Another literal translation from English   In Mainland, 死線 is more likely to be interpreted as 'Death Ray'.


----------



## SuperXW

Jerry Chan said:


> deadline自然是(截止)期限, 但在香港, 我發現「死線」這個詞越來越常用
> 不知其他地區有沒有這情況?


I haven't found the usage of 死線 being popular in the Mainland.
If you speak out 死線 with Mandarin, it will sound identical to 死限. This could cause some confusion.
By saying 死限, you refer to someone's day of death, or less possibly, you emphasize that there are some unbreakable limitation or deadline.


----------



## BODYholic

stellari said:


> If I do not have to explicitly put a noun form of 'the deadline' in the sentence, the best way I can think of  (in a very formal tone) is:
> 
> 奖学金的申请将于本周五截止。
> 
> Yes I believe this one is better than what I originally suggested (in which I attempted to respect the OP's original sentence structure).

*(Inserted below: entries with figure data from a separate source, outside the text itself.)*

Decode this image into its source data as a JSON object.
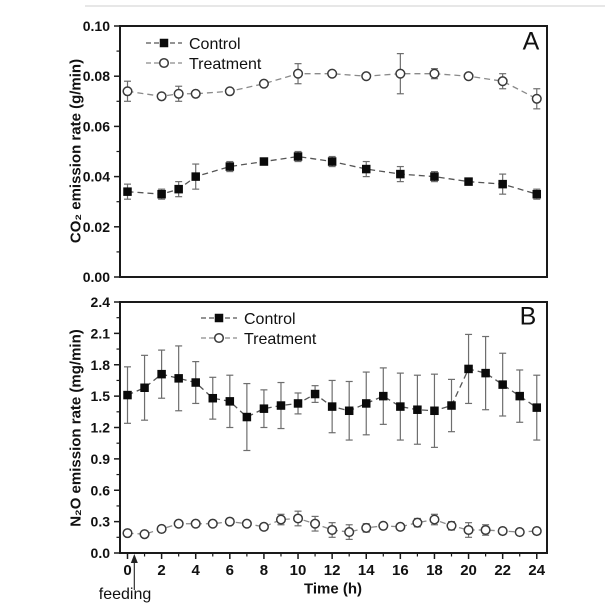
{
  "style_colors": {
    "background": "#ffffff",
    "axis": "#1a1a1a",
    "text": "#111111",
    "control_marker": "#0a0a0a",
    "control_line": "#555555",
    "treatment_stroke": "#3a3a3a",
    "treatment_line": "#8a8a8a",
    "error_bar": "#6e6e6e",
    "top_rule": "#e7e7e7"
  },
  "chart_data": [
    {
      "type": "line",
      "panel_label": "A",
      "ylabel": "CO₂ emission rate (g/min)",
      "xlabel": "",
      "xlim": [
        -0.44,
        24.6
      ],
      "ylim": [
        0,
        0.1
      ],
      "yticks": [
        0,
        0.02,
        0.04,
        0.06,
        0.08,
        0.1
      ],
      "ytick_labels": [
        "0.00",
        "0.02",
        "0.04",
        "0.06",
        "0.08",
        "0.10"
      ],
      "y_minor_step": 0.01,
      "grid": false,
      "legend_position": "top-left-inside",
      "x": [
        0,
        2,
        3,
        4,
        6,
        8,
        10,
        12,
        14,
        16,
        18,
        20,
        22,
        24
      ],
      "series": [
        {
          "name": "Control",
          "marker": "filled-square",
          "values": [
            0.034,
            0.033,
            0.035,
            0.04,
            0.044,
            0.046,
            0.048,
            0.046,
            0.043,
            0.041,
            0.04,
            0.038,
            0.037,
            0.033
          ],
          "errors": [
            0.003,
            0.002,
            0.003,
            0.005,
            0.002,
            0.001,
            0.002,
            0.002,
            0.003,
            0.003,
            0.002,
            0.001,
            0.004,
            0.002
          ]
        },
        {
          "name": "Treatment",
          "marker": "open-circle",
          "values": [
            0.074,
            0.072,
            0.073,
            0.073,
            0.074,
            0.077,
            0.081,
            0.081,
            0.08,
            0.081,
            0.081,
            0.08,
            0.078,
            0.071
          ],
          "errors": [
            0.004,
            0.001,
            0.003,
            0.001,
            0.001,
            0.001,
            0.004,
            0.001,
            0.001,
            0.008,
            0.002,
            0.001,
            0.003,
            0.004
          ]
        }
      ]
    },
    {
      "type": "line",
      "panel_label": "B",
      "ylabel": "N₂O emission rate (mg/min)",
      "xlabel": "Time (h)",
      "xlim": [
        -0.44,
        24.6
      ],
      "ylim": [
        0,
        2.4
      ],
      "yticks": [
        0,
        0.3,
        0.6,
        0.9,
        1.2,
        1.5,
        1.8,
        2.1,
        2.4
      ],
      "ytick_labels": [
        "0.0",
        "0.3",
        "0.6",
        "0.9",
        "1.2",
        "1.5",
        "1.8",
        "2.1",
        "2.4"
      ],
      "y_minor_step": 0.15,
      "xticks": [
        0,
        2,
        4,
        6,
        8,
        10,
        12,
        14,
        16,
        18,
        20,
        22,
        24
      ],
      "xtick_labels": [
        "0",
        "2",
        "4",
        "6",
        "8",
        "10",
        "12",
        "14",
        "16",
        "18",
        "20",
        "22",
        "24"
      ],
      "x_minor_step": 1,
      "grid": false,
      "legend_position": "top-center-inside",
      "annotation": {
        "text": "feeding",
        "x_hours": 0.4
      },
      "x": [
        0,
        1,
        2,
        3,
        4,
        5,
        6,
        7,
        8,
        9,
        10,
        11,
        12,
        13,
        14,
        15,
        16,
        17,
        18,
        19,
        20,
        21,
        22,
        23,
        24
      ],
      "series": [
        {
          "name": "Control",
          "marker": "filled-square",
          "values": [
            1.51,
            1.58,
            1.71,
            1.67,
            1.63,
            1.48,
            1.45,
            1.3,
            1.38,
            1.41,
            1.43,
            1.52,
            1.4,
            1.36,
            1.43,
            1.5,
            1.4,
            1.37,
            1.36,
            1.41,
            1.76,
            1.72,
            1.61,
            1.5,
            1.39
          ],
          "errors": [
            0.27,
            0.31,
            0.23,
            0.31,
            0.2,
            0.2,
            0.25,
            0.32,
            0.18,
            0.22,
            0.1,
            0.08,
            0.25,
            0.28,
            0.3,
            0.27,
            0.32,
            0.33,
            0.35,
            0.25,
            0.33,
            0.35,
            0.3,
            0.25,
            0.31
          ]
        },
        {
          "name": "Treatment",
          "marker": "open-circle",
          "values": [
            0.19,
            0.18,
            0.23,
            0.28,
            0.28,
            0.28,
            0.3,
            0.28,
            0.25,
            0.32,
            0.33,
            0.28,
            0.22,
            0.2,
            0.24,
            0.26,
            0.25,
            0.29,
            0.32,
            0.26,
            0.22,
            0.22,
            0.21,
            0.2,
            0.21
          ],
          "errors": [
            0.02,
            0.03,
            0.03,
            0.03,
            0.03,
            0.02,
            0.02,
            0.02,
            0.03,
            0.05,
            0.07,
            0.07,
            0.07,
            0.07,
            0.04,
            0.03,
            0.03,
            0.04,
            0.05,
            0.04,
            0.07,
            0.05,
            0.03,
            0.02,
            0.03
          ]
        }
      ]
    }
  ]
}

While people in our region rarely (but yes we do) use 本周五, it does sound a lot more formal than 这个星期五. And as a whole, it  makes the sentence, in my opinion, more balance. 




Skatinginbc said:


> After browsing through the search results in   your link, I found that most of the quotations came from Singapore and   Malaysia, both being former British colonies.  It seems to support,   rather than to weaken, Stellari's theory that 来临的+day is a loan   translation.  It is further supported by the fact that the expression is   considered "foreign" (strange and non-standard) in both China   (according to Stellari) and Taiwan (as far as I know).



Thanks for your observations. While I do find a small number of articles from the Google's SERP originated from Taiwan, I agree with you most of them were from the 南洋 region. I guess that explains why native speakers from mainland China (and Taiwan perhaps?) find it foreign/strange but the use of the same expression is like a second nature to us.


----------